El día amaneció espléndido. El poeta despertó maravillado de la melodía de afuera. Salió de su rincón y ahí estaban, de nuevo; cada cierto tiempo lo visitan y juegan con las veraneras, como en los caminos de Azaría Henry. «Una moto arrancó aprisa».

—Entonces, está solo…
—No, oficial, con los pajaritos. Aún están adentro, jugando con las flores. ¿Quiere entrar para maravillarse? ‒ella vio con atención la sala y volvió su mirada a quien la atendía.
—No. No hay problemas.
—¿No gusta un café? Tengo rosquillas enmantequilladas, me las trajo una amiga de Somoto.
—No.

Las unidades policiales se aparcaron frente a la casa del ciudadano. Antimotines se paseaban amenazantes, tres de ellos con perros inquietos. Una llamada en el móvil, lamenta la interrupción porque sus visitantes mañaneros están por despedirse.

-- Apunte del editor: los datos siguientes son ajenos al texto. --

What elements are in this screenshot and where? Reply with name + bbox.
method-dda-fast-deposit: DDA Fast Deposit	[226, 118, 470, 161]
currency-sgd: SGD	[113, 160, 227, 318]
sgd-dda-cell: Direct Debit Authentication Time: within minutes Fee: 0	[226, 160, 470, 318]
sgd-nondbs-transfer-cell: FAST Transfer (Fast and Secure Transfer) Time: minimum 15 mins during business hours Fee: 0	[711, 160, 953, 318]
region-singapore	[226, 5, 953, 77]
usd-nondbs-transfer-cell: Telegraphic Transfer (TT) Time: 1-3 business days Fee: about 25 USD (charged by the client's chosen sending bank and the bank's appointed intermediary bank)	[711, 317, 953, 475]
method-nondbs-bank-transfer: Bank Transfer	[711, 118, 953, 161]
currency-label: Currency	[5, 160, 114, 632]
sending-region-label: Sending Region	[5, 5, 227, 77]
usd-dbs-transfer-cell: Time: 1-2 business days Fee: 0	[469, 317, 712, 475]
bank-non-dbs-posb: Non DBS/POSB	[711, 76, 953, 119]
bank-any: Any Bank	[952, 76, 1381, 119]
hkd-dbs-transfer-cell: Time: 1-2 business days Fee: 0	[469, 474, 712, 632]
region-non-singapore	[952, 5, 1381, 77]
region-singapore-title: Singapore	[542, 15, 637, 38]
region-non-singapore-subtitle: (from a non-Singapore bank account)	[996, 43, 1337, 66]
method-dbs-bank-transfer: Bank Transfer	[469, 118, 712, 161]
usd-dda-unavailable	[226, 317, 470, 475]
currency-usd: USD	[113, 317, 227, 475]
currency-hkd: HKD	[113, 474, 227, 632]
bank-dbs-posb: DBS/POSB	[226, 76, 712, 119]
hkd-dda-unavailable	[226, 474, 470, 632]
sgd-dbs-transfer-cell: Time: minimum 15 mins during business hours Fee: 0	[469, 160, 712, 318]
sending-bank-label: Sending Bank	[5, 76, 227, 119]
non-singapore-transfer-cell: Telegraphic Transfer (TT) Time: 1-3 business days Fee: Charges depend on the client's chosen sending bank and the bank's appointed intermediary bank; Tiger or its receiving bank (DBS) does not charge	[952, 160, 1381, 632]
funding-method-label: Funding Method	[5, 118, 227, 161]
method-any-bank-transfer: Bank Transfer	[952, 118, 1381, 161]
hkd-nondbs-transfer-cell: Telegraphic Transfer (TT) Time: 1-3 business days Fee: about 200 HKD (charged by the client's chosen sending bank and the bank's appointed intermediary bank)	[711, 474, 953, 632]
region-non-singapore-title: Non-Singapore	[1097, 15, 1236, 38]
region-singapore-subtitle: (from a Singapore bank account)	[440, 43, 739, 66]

—Poeta, ¿qué sucede en su casa?
—Son pajaritos que cantan y juegan entre mis veraneras.
—¡Sea serio, poeta! Lo que veo no es poesía. ¿De qué lo acusan?
—¿Qué no es poesía? ¿Y qué pues?
—¡La policía está frente a su casa! ¿Está enterado o no?

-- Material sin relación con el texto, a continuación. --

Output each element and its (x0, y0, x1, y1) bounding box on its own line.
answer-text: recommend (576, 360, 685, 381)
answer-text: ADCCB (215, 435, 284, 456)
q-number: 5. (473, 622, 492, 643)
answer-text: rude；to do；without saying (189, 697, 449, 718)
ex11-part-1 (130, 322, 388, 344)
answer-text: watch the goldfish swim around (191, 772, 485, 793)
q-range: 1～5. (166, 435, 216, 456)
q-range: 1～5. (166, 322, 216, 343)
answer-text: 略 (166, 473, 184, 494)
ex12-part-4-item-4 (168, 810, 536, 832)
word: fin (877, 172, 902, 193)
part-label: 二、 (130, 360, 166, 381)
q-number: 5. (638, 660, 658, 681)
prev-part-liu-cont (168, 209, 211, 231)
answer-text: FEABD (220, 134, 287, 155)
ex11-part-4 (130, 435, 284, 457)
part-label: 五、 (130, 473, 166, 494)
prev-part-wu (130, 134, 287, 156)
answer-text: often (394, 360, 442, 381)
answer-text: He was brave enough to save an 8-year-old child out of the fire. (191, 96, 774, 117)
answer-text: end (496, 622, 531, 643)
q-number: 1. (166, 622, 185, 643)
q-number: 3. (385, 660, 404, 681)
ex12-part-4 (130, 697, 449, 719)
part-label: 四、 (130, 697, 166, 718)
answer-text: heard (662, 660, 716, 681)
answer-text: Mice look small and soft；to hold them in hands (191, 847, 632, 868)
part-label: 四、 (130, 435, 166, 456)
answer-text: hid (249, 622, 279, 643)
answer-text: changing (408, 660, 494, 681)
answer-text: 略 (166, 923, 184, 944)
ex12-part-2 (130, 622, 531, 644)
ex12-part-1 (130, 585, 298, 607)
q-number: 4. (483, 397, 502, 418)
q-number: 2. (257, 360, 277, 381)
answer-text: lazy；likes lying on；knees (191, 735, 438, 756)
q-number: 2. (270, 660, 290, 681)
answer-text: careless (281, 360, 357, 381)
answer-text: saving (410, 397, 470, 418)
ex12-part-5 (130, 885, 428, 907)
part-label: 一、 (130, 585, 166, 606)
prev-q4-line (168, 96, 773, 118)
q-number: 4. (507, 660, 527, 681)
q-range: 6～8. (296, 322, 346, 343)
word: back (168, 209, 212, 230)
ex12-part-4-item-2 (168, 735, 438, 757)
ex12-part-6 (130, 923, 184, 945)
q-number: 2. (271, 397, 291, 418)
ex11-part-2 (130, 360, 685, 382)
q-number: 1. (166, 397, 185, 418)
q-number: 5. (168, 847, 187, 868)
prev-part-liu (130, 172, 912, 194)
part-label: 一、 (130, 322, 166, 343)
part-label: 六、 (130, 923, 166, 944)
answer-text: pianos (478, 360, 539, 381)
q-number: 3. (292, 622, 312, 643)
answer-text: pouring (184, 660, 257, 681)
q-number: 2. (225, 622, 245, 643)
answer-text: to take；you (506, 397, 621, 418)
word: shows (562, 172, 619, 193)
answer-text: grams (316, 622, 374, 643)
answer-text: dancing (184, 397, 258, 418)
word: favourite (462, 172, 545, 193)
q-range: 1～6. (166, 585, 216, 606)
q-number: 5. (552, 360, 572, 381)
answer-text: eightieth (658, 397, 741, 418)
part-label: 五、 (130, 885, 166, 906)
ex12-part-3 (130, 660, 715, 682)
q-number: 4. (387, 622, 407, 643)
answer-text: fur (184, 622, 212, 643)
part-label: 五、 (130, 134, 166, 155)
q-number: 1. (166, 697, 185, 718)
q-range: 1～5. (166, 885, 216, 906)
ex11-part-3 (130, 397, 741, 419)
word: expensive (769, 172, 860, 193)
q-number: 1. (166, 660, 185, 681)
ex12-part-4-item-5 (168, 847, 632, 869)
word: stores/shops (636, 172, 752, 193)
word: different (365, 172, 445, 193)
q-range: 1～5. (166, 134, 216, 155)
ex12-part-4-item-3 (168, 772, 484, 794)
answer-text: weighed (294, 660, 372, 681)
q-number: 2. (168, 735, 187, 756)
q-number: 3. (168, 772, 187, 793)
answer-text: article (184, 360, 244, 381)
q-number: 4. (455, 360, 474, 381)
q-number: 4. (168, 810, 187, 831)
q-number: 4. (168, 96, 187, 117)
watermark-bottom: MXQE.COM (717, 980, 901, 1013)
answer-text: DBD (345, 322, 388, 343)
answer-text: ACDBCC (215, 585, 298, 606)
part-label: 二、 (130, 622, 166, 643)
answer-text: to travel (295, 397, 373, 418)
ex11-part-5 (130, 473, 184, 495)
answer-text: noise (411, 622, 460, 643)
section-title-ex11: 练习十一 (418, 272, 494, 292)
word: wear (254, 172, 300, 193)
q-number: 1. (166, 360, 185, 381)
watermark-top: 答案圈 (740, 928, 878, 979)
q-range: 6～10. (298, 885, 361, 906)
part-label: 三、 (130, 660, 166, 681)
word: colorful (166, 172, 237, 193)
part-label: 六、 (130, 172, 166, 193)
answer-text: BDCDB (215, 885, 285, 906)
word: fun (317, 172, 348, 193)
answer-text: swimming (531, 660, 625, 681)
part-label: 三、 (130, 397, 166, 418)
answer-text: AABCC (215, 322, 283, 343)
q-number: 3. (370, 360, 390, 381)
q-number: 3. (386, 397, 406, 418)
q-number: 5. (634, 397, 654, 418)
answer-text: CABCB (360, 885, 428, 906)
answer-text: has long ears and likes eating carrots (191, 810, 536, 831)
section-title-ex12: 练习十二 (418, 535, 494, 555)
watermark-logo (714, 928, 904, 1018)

El ciudadano se sorprendió. En contextos contradictorios poesía y policía no era una rima feliz. Se dirigió a la ventana de la sala con vista a la calle. Observó bien. Ahí estaban, tres unidades policiales enfrente. Pensó que la escena estaba perfecta: agentes en movimientos, comunicaciones de radio, tres hermosos perros bien entrenados de un lado a otro, cintas amarillas bloqueaban la calle y los vecinos totalmente recluidos en sus casas, asustados. ¡Escena perfecta!
«¡No! No es perfecta, porque yo no soy el asesino de la calle Morgue, ni soy amigo de Truman Capote. Nada tengo que ver con Poe ni con A sangre fría», susurró mientras observaba afuera y mantenía abierta la llamada en su móvil.

—Poeta, ¿está bien?
—Sí, vecino.
—¿Qué ocurre?
—Se me apareció una diosa uniformada que no veo entre esa gente.
—¡Sea serio, poeta!
—Lo soy, vecino, no se enoje. ¡Qué extraño!
—¿Qué?
—Ella creyó que tenía rebaño. A no ser que se haya referido a los pajaritos que me visitaban.
—¿Pajaritos? ¡Por Dios Santo! ‒colgó el emisor.

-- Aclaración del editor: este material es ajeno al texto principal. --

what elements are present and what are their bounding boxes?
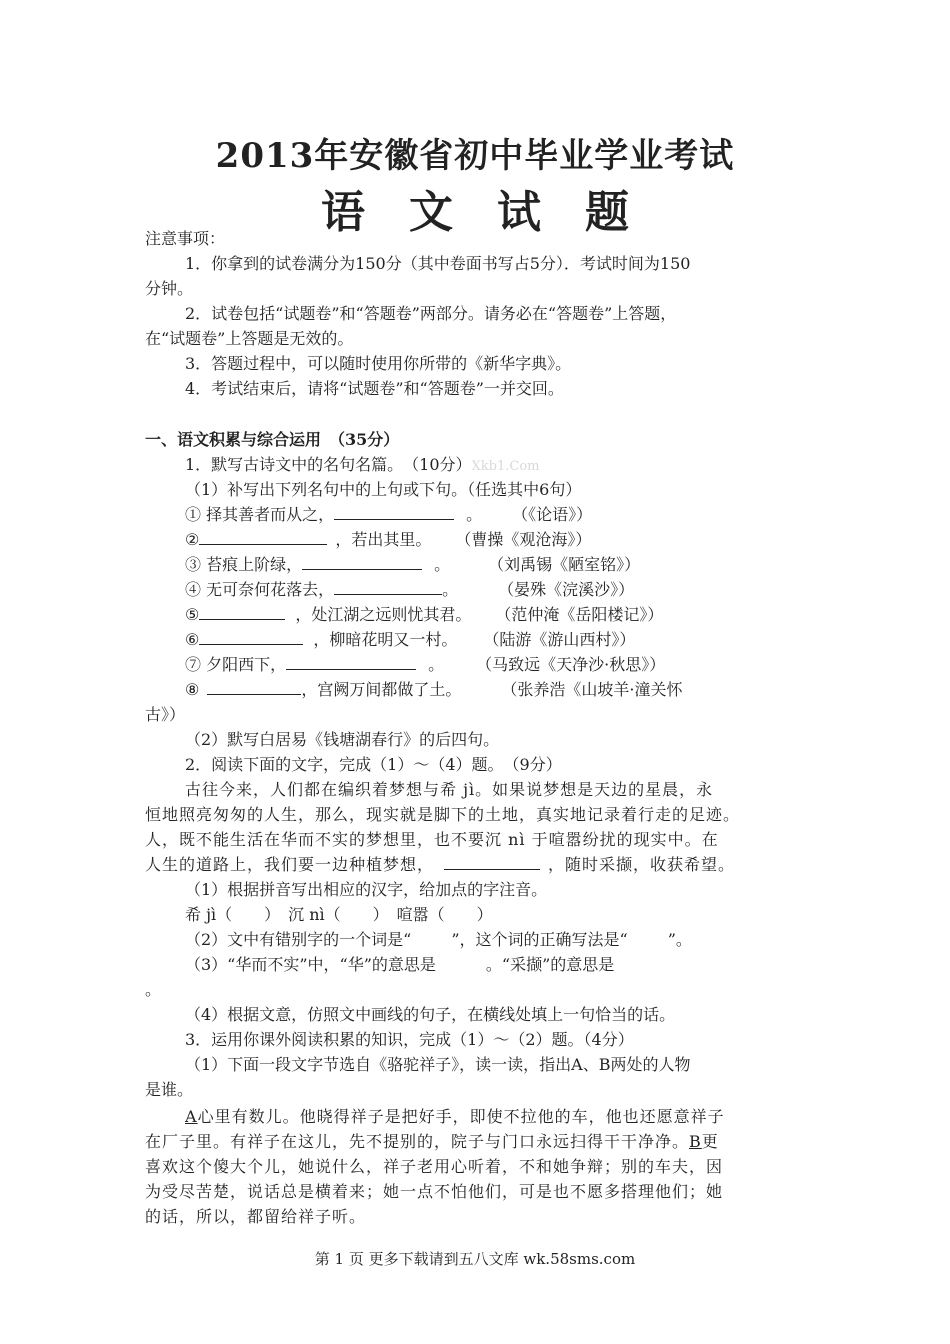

«¡Libertad! ¡Libertad! ¡Suelta a los justos, dictador! ¡No me callarás, Daniablo!», iba diciendo sobre la avenida el protestante solitario con su boina negra en la cabeza, la Biblia en una mano y con la otra, izaba la bandera azul y blanco.

—¡Pastor, córrase! ¡Ahí vienen…! ‒le advirtió uno de los periodistas que lo entrevistaban en su corto recorrido.
—¡Ay, Güegüence! ¡A correr! Que la moto me encienda balazo.